Solution: If it’s an issue with performance (a minute man with a Chihuahua thrust or a girl who thinks the clit is the only spot to lick on a vagina) then you can just SHOW THEM HOW YOU LIKE IT DONE. Be ADAMANT about that being your preferred sex-style and if they want to please you, they will adhere. IF IT IS NOT THE STYLE OF SEX BUT SIMPLY SEX IN GENERAL THAN YOU MAKE THEM YOUR 'CUDDLE BUDY'. You can say it jokingly or you can seriously ask them to take out some time with you just to cuddle. Any lifestyler may be so used to raunchy offers that the chance to cuddle may surprise them at first. If they do take up your proposition then stick to it, dedicate some time to cuddling and chatting with that person genuinely. If they try to make a move then gently remind them that this is the cuddle time they promised you and that is all you intend to do. Cuddle. Nothing more.
Extreme Solution: So the cat got your tongue and you could not resist the dry humping that almost always follows an extreme cuddle session. Now you are here with your pants off and they are ready to start initiating. TELL THEM YOU ARE NOT IN THE MOOD AND THAT YOU PREFER ANOTHER PERSON OR YOUR S.O. at this moment and make your move OUT OF the room. Leave them to mull over their actions.
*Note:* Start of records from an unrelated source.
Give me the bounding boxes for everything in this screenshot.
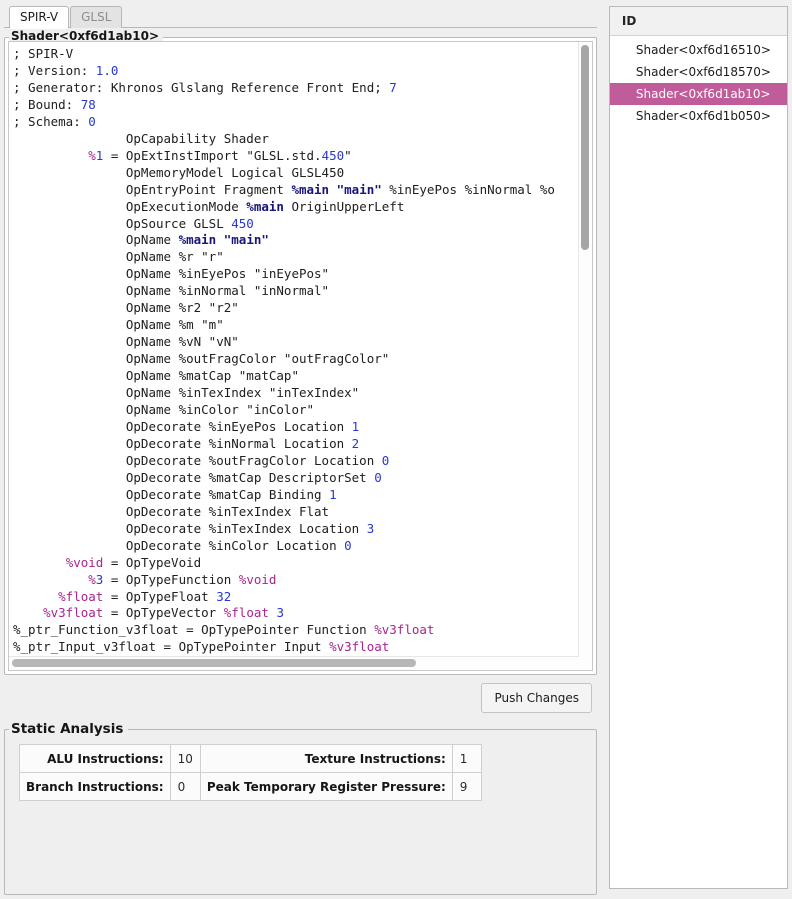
alu-instructions-value: 10 xyxy=(170,745,200,773)
shader-source-tabs: SPIR-V GLSL xyxy=(4,6,597,28)
texture-instructions-value: 1 xyxy=(452,745,481,773)
peak-register-pressure-value: 9 xyxy=(452,773,481,801)
editor-actions: Push Changes xyxy=(4,683,592,713)
editor-horizontal-scroll-thumb[interactable] xyxy=(12,659,416,667)
id-column-header: ID xyxy=(610,7,787,36)
spirv-code-text[interactable]: ; SPIR-V ; Version: 1.0 ; Generator: Khr… xyxy=(9,42,579,657)
shader-editor-frame: ; SPIR-V ; Version: 1.0 ; Generator: Khr… xyxy=(8,41,593,671)
branch-instructions-label: Branch Instructions: xyxy=(20,773,171,801)
left-panel: SPIR-V GLSL Shader<0xf6d1ab10> ; SPIR-V … xyxy=(0,0,601,899)
list-item[interactable]: Shader<0xf6d1ab10> xyxy=(610,83,787,105)
static-analysis-table: ALU Instructions: 10 Texture Instruction… xyxy=(19,744,482,801)
editor-vertical-scrollbar[interactable] xyxy=(578,42,592,657)
peak-register-pressure-label: Peak Temporary Register Pressure: xyxy=(200,773,452,801)
static-analysis-title: Static Analysis xyxy=(9,721,128,737)
tab-glsl[interactable]: GLSL xyxy=(70,6,122,28)
editor-horizontal-scrollbar[interactable] xyxy=(9,656,579,670)
editor-scroll-corner xyxy=(579,657,592,670)
id-panel: ID Shader<0xf6d16510>Shader<0xf6d18570>S… xyxy=(609,6,788,889)
push-changes-button[interactable]: Push Changes xyxy=(481,683,592,713)
tab-spirv[interactable]: SPIR-V xyxy=(9,6,69,28)
list-item[interactable]: Shader<0xf6d18570> xyxy=(610,61,787,83)
texture-instructions-label: Texture Instructions: xyxy=(200,745,452,773)
static-analysis-group: Static Analysis ALU Instructions: 10 Tex… xyxy=(4,729,597,895)
shader-editor-group: Shader<0xf6d1ab10> ; SPIR-V ; Version: 1… xyxy=(4,37,597,675)
table-row: ALU Instructions: 10 Texture Instruction… xyxy=(20,745,482,773)
table-row: Branch Instructions: 0 Peak Temporary Re… xyxy=(20,773,482,801)
list-item[interactable]: Shader<0xf6d16510> xyxy=(610,39,787,61)
editor-vertical-scroll-thumb[interactable] xyxy=(581,45,589,250)
branch-instructions-value: 0 xyxy=(170,773,200,801)
shader-id-list[interactable]: Shader<0xf6d16510>Shader<0xf6d18570>Shad… xyxy=(610,36,787,888)
alu-instructions-label: ALU Instructions: xyxy=(20,745,171,773)
panel-splitter[interactable] xyxy=(601,0,609,899)
shader-inspector-window: SPIR-V GLSL Shader<0xf6d1ab10> ; SPIR-V … xyxy=(0,0,792,899)
list-item[interactable]: Shader<0xf6d1b050> xyxy=(610,105,787,127)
This is much like telling the person “I don’t want you” but more gently by saying “I want someone else. But you’re cool too.” It may seem mean but NOTHING IS MEANER THAN GIVING SOMEONE DRY-RESISTANT-PUSSY OR LIMP-DICK OUT OF SYMPATHY.


Fourth Fixable Issue: Now THIS PERSON IS VERY ATTRACTIVE TO YOU BUT ONLY WHEN THEIR MOUTH IS CLOSED OR FULL. Despite having all the physical features on your perfect lover check-list the sounds from this person’s mouth tend to cause you to cringe. Don’t bring your earplugs to the play party in hopes of a hot and heavy mute sex session.
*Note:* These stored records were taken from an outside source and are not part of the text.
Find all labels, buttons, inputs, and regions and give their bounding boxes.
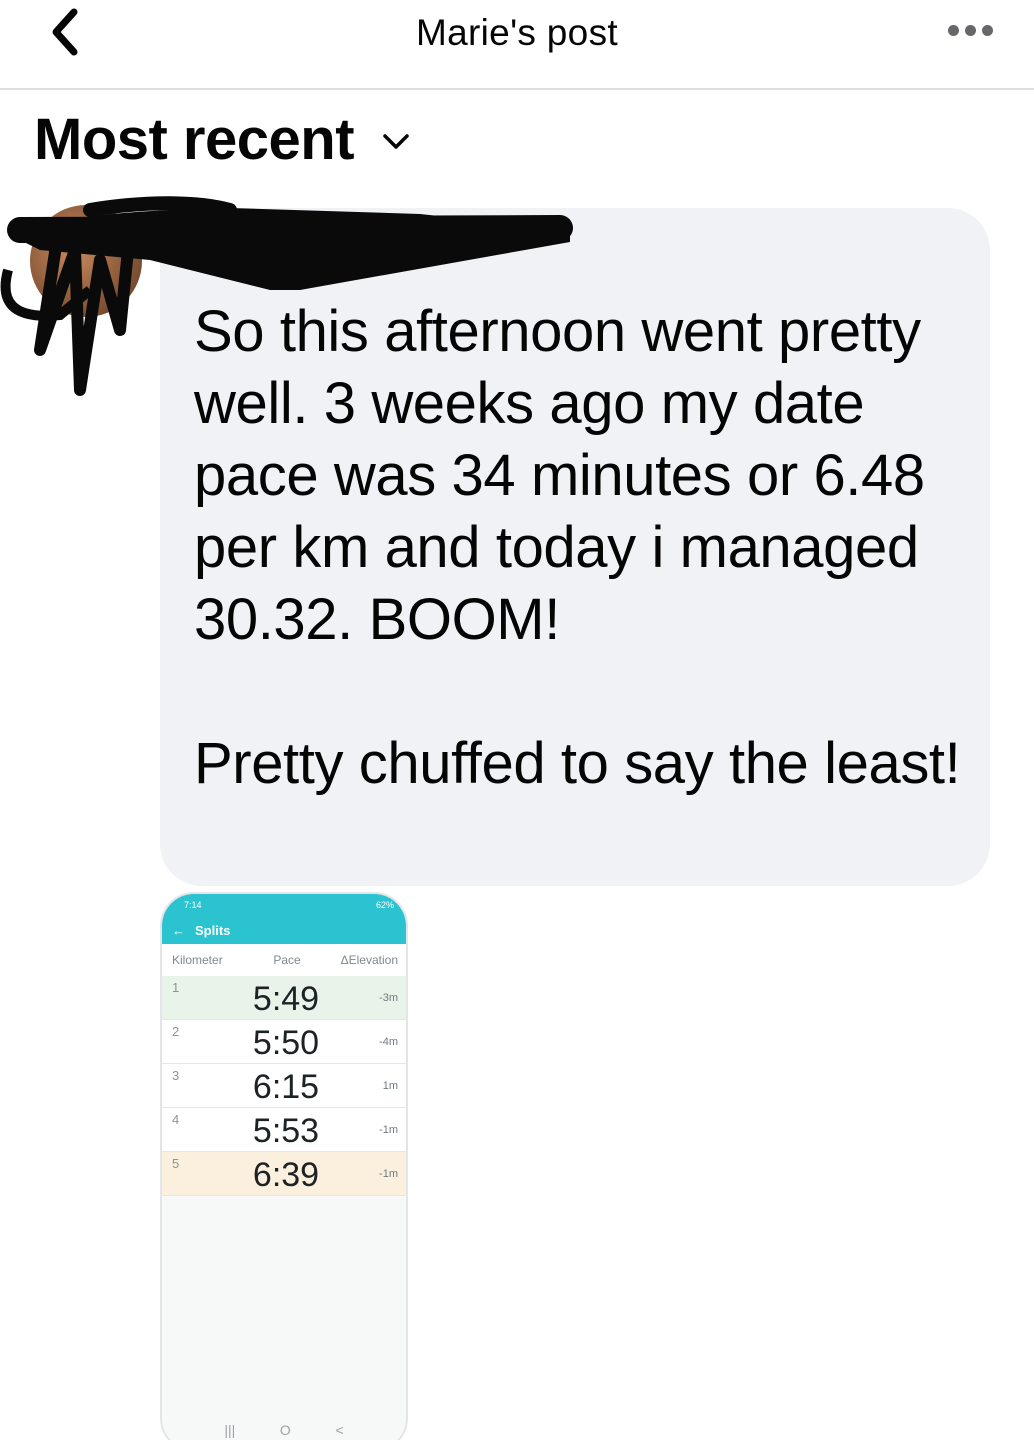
status-battery: 62% bbox=[375, 900, 394, 910]
more-dot bbox=[981, 24, 993, 36]
table-row: 3 6:15 1m bbox=[162, 1064, 406, 1108]
column-header: Pace bbox=[273, 953, 301, 967]
table-row: 4 5:53 -1m bbox=[162, 1108, 406, 1152]
pace-cell: 6:39 bbox=[252, 1156, 320, 1194]
android-nav-bar: ||| O < bbox=[162, 1416, 406, 1440]
status-time: 7:14 bbox=[184, 900, 202, 910]
comment-paragraph: Pretty chuffed to say the least! bbox=[194, 731, 961, 796]
more-options-button[interactable] bbox=[940, 12, 1000, 48]
page-title: Marie's post bbox=[416, 12, 618, 53]
pace-cell: 5:49 bbox=[252, 980, 320, 1018]
back-icon: < bbox=[335, 1422, 344, 1438]
elevation-cell: -1m bbox=[379, 1124, 398, 1136]
sort-dropdown[interactable]: Most recent bbox=[34, 104, 410, 174]
km-cell: 5 bbox=[172, 1156, 180, 1171]
comment-text: So this afternoon went pretty well. 3 we… bbox=[194, 296, 974, 800]
comment-author[interactable]: Mike bbox=[196, 236, 285, 281]
km-cell: 3 bbox=[172, 1068, 180, 1083]
arrow-left-icon: ← bbox=[172, 922, 185, 938]
km-cell: 2 bbox=[172, 1024, 180, 1039]
status-bar: 7:14 62% bbox=[162, 894, 406, 916]
splits-app-bar: ← Splits bbox=[162, 916, 406, 944]
elevation-cell: -3m bbox=[379, 992, 398, 1004]
chevron-down-icon bbox=[383, 134, 409, 149]
avatar[interactable] bbox=[30, 205, 142, 317]
attached-image[interactable]: 7:14 62% ← Splits Kilometer Pace ΔElevat… bbox=[160, 892, 408, 1440]
comment-paragraph: So this afternoon went pretty well. 3 we… bbox=[194, 299, 925, 652]
recents-icon: ||| bbox=[224, 1422, 236, 1438]
column-header: ΔElevation bbox=[340, 953, 398, 967]
elevation-cell: 1m bbox=[382, 1080, 398, 1092]
pace-cell: 6:15 bbox=[252, 1068, 320, 1106]
column-header: Kilometer bbox=[172, 953, 223, 967]
splits-title: Splits bbox=[195, 922, 231, 938]
elevation-cell: -1m bbox=[379, 1168, 398, 1180]
sort-label: Most recent bbox=[34, 106, 355, 172]
km-cell: 1 bbox=[172, 980, 180, 995]
home-icon: O bbox=[279, 1422, 291, 1438]
pace-cell: 5:53 bbox=[252, 1112, 320, 1150]
more-dot bbox=[964, 24, 976, 36]
elevation-cell: -4m bbox=[379, 1036, 398, 1048]
pace-cell: 5:50 bbox=[252, 1024, 320, 1062]
more-horizontal-icon bbox=[947, 24, 959, 36]
splits-header: Kilometer Pace ΔElevation bbox=[162, 944, 406, 976]
top-bar: Marie's post bbox=[0, 0, 1034, 90]
km-cell: 4 bbox=[172, 1112, 180, 1127]
table-row: 1 5:49 -3m bbox=[162, 976, 406, 1020]
table-row: 5 6:39 -1m bbox=[162, 1152, 406, 1196]
table-row: 2 5:50 -4m bbox=[162, 1020, 406, 1064]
Solution: If you and this person just disagree on political views then avoid the topics. However if this person is unable to hold any conversation with you then it is your duty to address your own sexuality. Basically DO YOU WANT TO SEX THEIR INTELLIGENCE OR THEIR BODY. Decide which works best for you and whether that agrees with their needs for intimacy. The easiest way to make it clear is by whispering the exact thing you want into their ear ."I want your body not your mind". Trust me, if one of my lovers told me to shut up and take my clothes off I’d have my mouth closed and my legs open. If the person takes offense you probably don’t want to swing with that particular person anyway because your idea of sex doesn't match their own.
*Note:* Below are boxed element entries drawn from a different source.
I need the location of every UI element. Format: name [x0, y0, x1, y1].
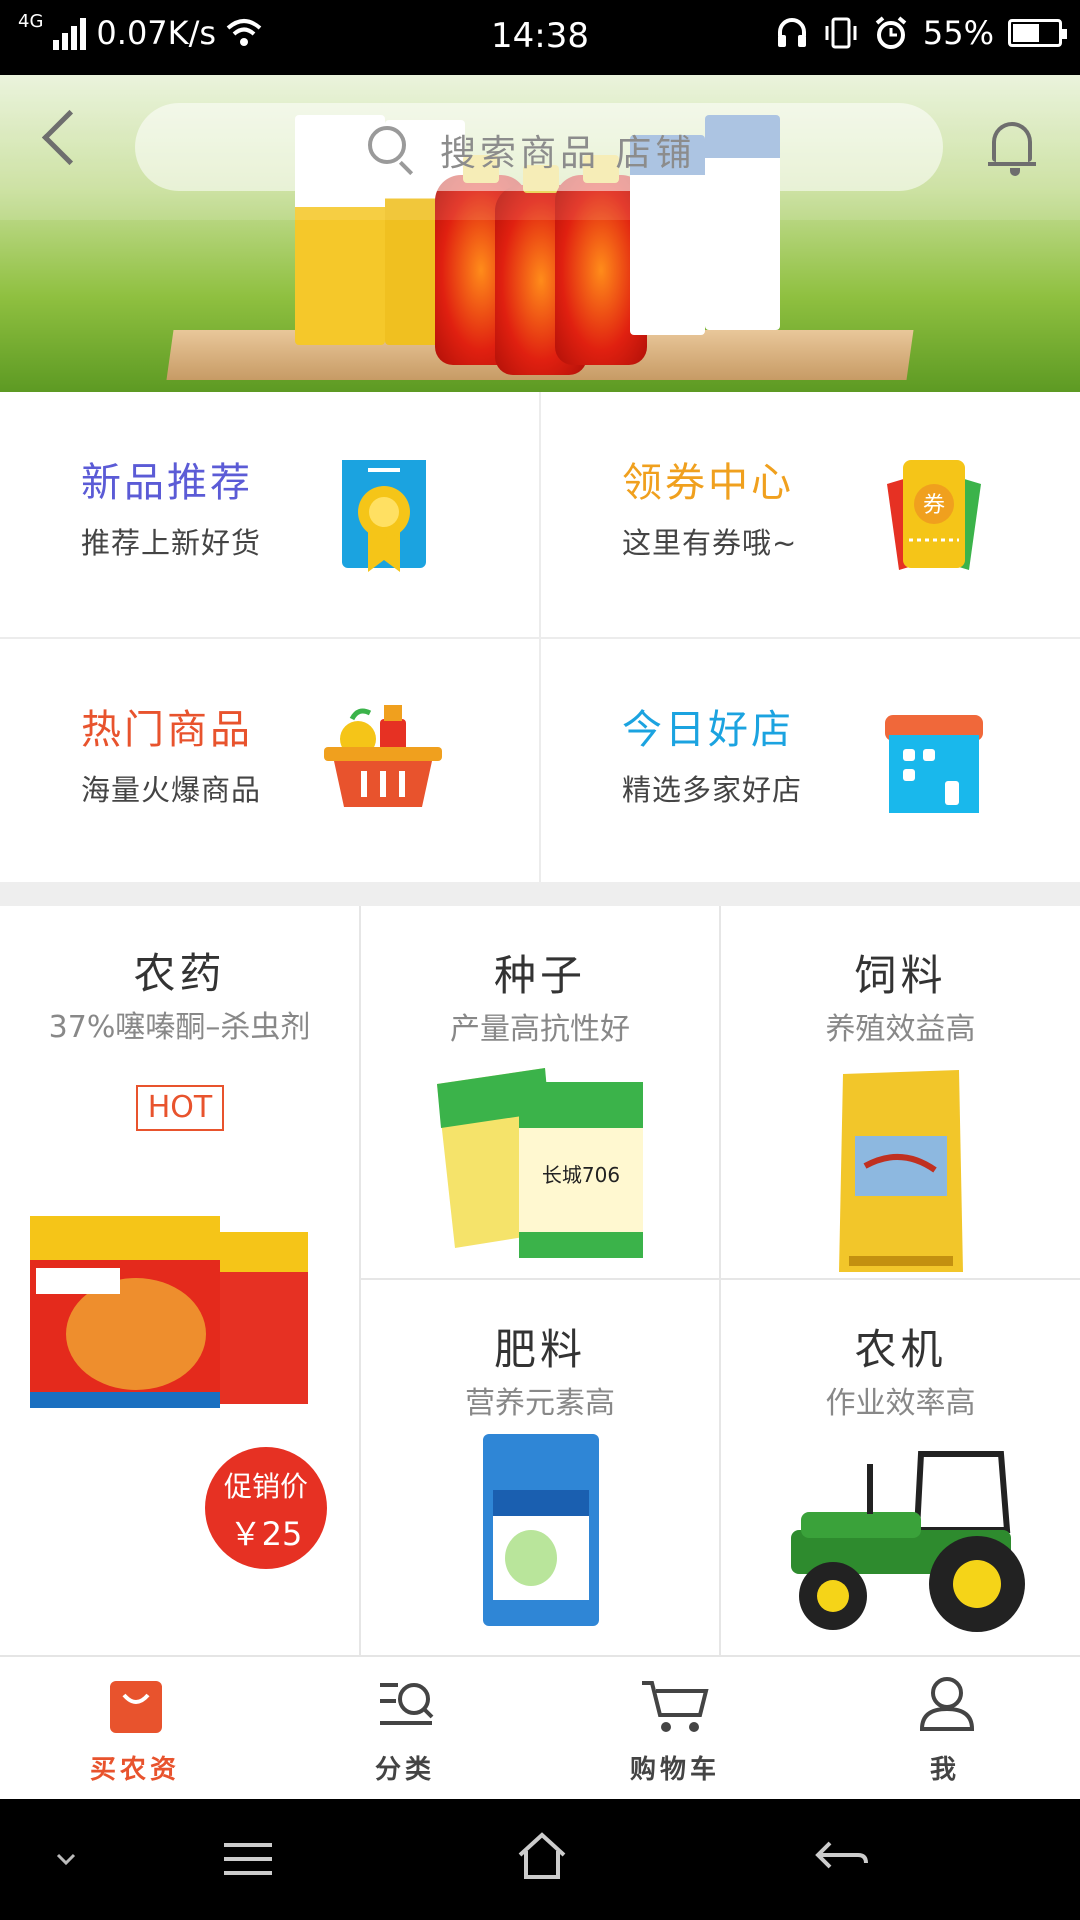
category-title: 种子 — [493, 951, 586, 1000]
pesticide-product-image — [30, 1216, 308, 1408]
nav-label: 买农资 — [89, 1755, 180, 1785]
fertilizer-bag-image — [483, 1434, 599, 1626]
hot-badge: HOT — [136, 1085, 224, 1131]
shop-icon — [885, 715, 983, 813]
seed-bag-image: 长城706 — [437, 1068, 643, 1258]
vibrate-icon — [825, 17, 857, 49]
nav-label: 购物车 — [629, 1755, 720, 1785]
home-icon[interactable] — [516, 1831, 568, 1881]
back-arrow-icon[interactable] — [814, 1839, 868, 1875]
nav-label: 我 — [929, 1755, 960, 1785]
feature-subtitle: 这里有券哦~ — [622, 526, 798, 560]
alarm-icon — [875, 16, 907, 49]
feature-title: 热门商品 — [81, 707, 253, 753]
feature-title: 今日好店 — [622, 707, 794, 753]
bottom-nav: 买农资 分类 购物车 我 — [0, 1655, 1080, 1801]
ribbon-badge-icon — [342, 460, 426, 572]
svg-text:券: 券 — [923, 493, 945, 518]
feature-good-shops[interactable]: 今日好店 精选多家好店 — [541, 639, 1080, 884]
battery-icon — [1008, 19, 1067, 47]
feature-title: 领券中心 — [622, 460, 794, 506]
category-title: 农药 — [133, 949, 226, 998]
category-title: 肥料 — [493, 1325, 586, 1374]
promo-price-badge: 促销价 ￥25 — [205, 1447, 327, 1569]
nav-cart[interactable]: 购物车 — [540, 1657, 810, 1801]
category-fertilizer[interactable]: 肥料 营养元素高 — [361, 1280, 719, 1655]
category-search-icon — [380, 1683, 434, 1725]
shopping-basket-icon — [324, 705, 442, 807]
feature-coupon-center[interactable]: 领券中心 这里有券哦~ 券 — [541, 392, 1080, 637]
category-subtitle: 作业效率高 — [825, 1386, 976, 1421]
nav-me[interactable]: 我 — [810, 1657, 1080, 1801]
section-separator — [0, 882, 1080, 906]
category-feed[interactable]: 饲料 养殖效益高 — [721, 906, 1080, 1278]
feature-subtitle: 精选多家好店 — [622, 773, 803, 807]
feature-title: 新品推荐 — [81, 460, 253, 506]
svg-text:长城706: 长城706 — [542, 1163, 620, 1187]
feed-bag-image — [839, 1070, 963, 1272]
search-icon — [368, 126, 406, 164]
search-placeholder: 搜索商品 店铺 — [440, 133, 696, 174]
category-subtitle: 产量高抗性好 — [450, 1012, 630, 1047]
tile-divider — [0, 637, 1080, 639]
category-machinery[interactable]: 农机 作业效率高 — [721, 1280, 1080, 1655]
battery-percent: 55% — [922, 14, 994, 52]
category-subtitle: 营养元素高 — [465, 1386, 615, 1421]
promo-price: ￥25 — [229, 1515, 303, 1553]
status-bar: 4G 0.07K/s 14:38 55% — [0, 0, 1080, 75]
headset-icon — [777, 18, 806, 47]
menu-icon[interactable] — [222, 1839, 274, 1879]
system-nav-bar — [0, 1799, 1080, 1920]
category-title: 农机 — [854, 1325, 947, 1374]
category-subtitle: 37%噻嗪酮–杀虫剂 — [48, 1010, 311, 1045]
category-title: 饲料 — [854, 951, 947, 1000]
bell-icon[interactable] — [988, 122, 1036, 176]
category-subtitle: 养殖效益高 — [825, 1012, 976, 1047]
nav-category[interactable]: 分类 — [270, 1657, 540, 1801]
tractor-image — [791, 1451, 1025, 1632]
coupon-icon: 券 — [887, 460, 981, 570]
category-seed[interactable]: 种子 产量高抗性好 长城706 — [361, 906, 719, 1278]
shopping-bag-icon — [110, 1681, 162, 1733]
feature-hot-products[interactable]: 热门商品 海量火爆商品 — [0, 639, 539, 884]
user-icon — [919, 1677, 975, 1731]
feature-new-products[interactable]: 新品推荐 推荐上新好货 — [0, 392, 539, 637]
feature-subtitle: 海量火爆商品 — [81, 773, 262, 807]
cart-icon — [642, 1681, 709, 1732]
nav-label: 分类 — [374, 1755, 435, 1785]
nav-buy-supplies[interactable]: 买农资 — [0, 1657, 270, 1801]
feature-subtitle: 推荐上新好货 — [81, 526, 262, 560]
chevron-down-icon[interactable] — [54, 1851, 78, 1867]
promo-label: 促销价 — [223, 1470, 308, 1503]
Extreme Solution: So the cocktails you slow sipped and your sultry suggestion has only prompted them to dive further into discussion about the color of earth from space or whatever. Your body is slowly cooling off and your brain is melting and you can’t imagine yourself having sex with this person if EVeN ONE MORE word starts spilling out of their mouth. However, they have been coming onto you still. I say just call it quits. IF YOUR DISLIKE FOR THEIR CONVERSATION IS MORE THAN TEMPORARY THAN YOU DISLIKE THEM, AS A PERSON. Hot body or not, respect your own and find someone you can truly party with.


I think I have addressed most of the problems we find ourselves dealing with when we say” I like him/her but….”
But if there are any more feel free to tell me and I will try to find a way to help us all have a SAFE and SEXY time.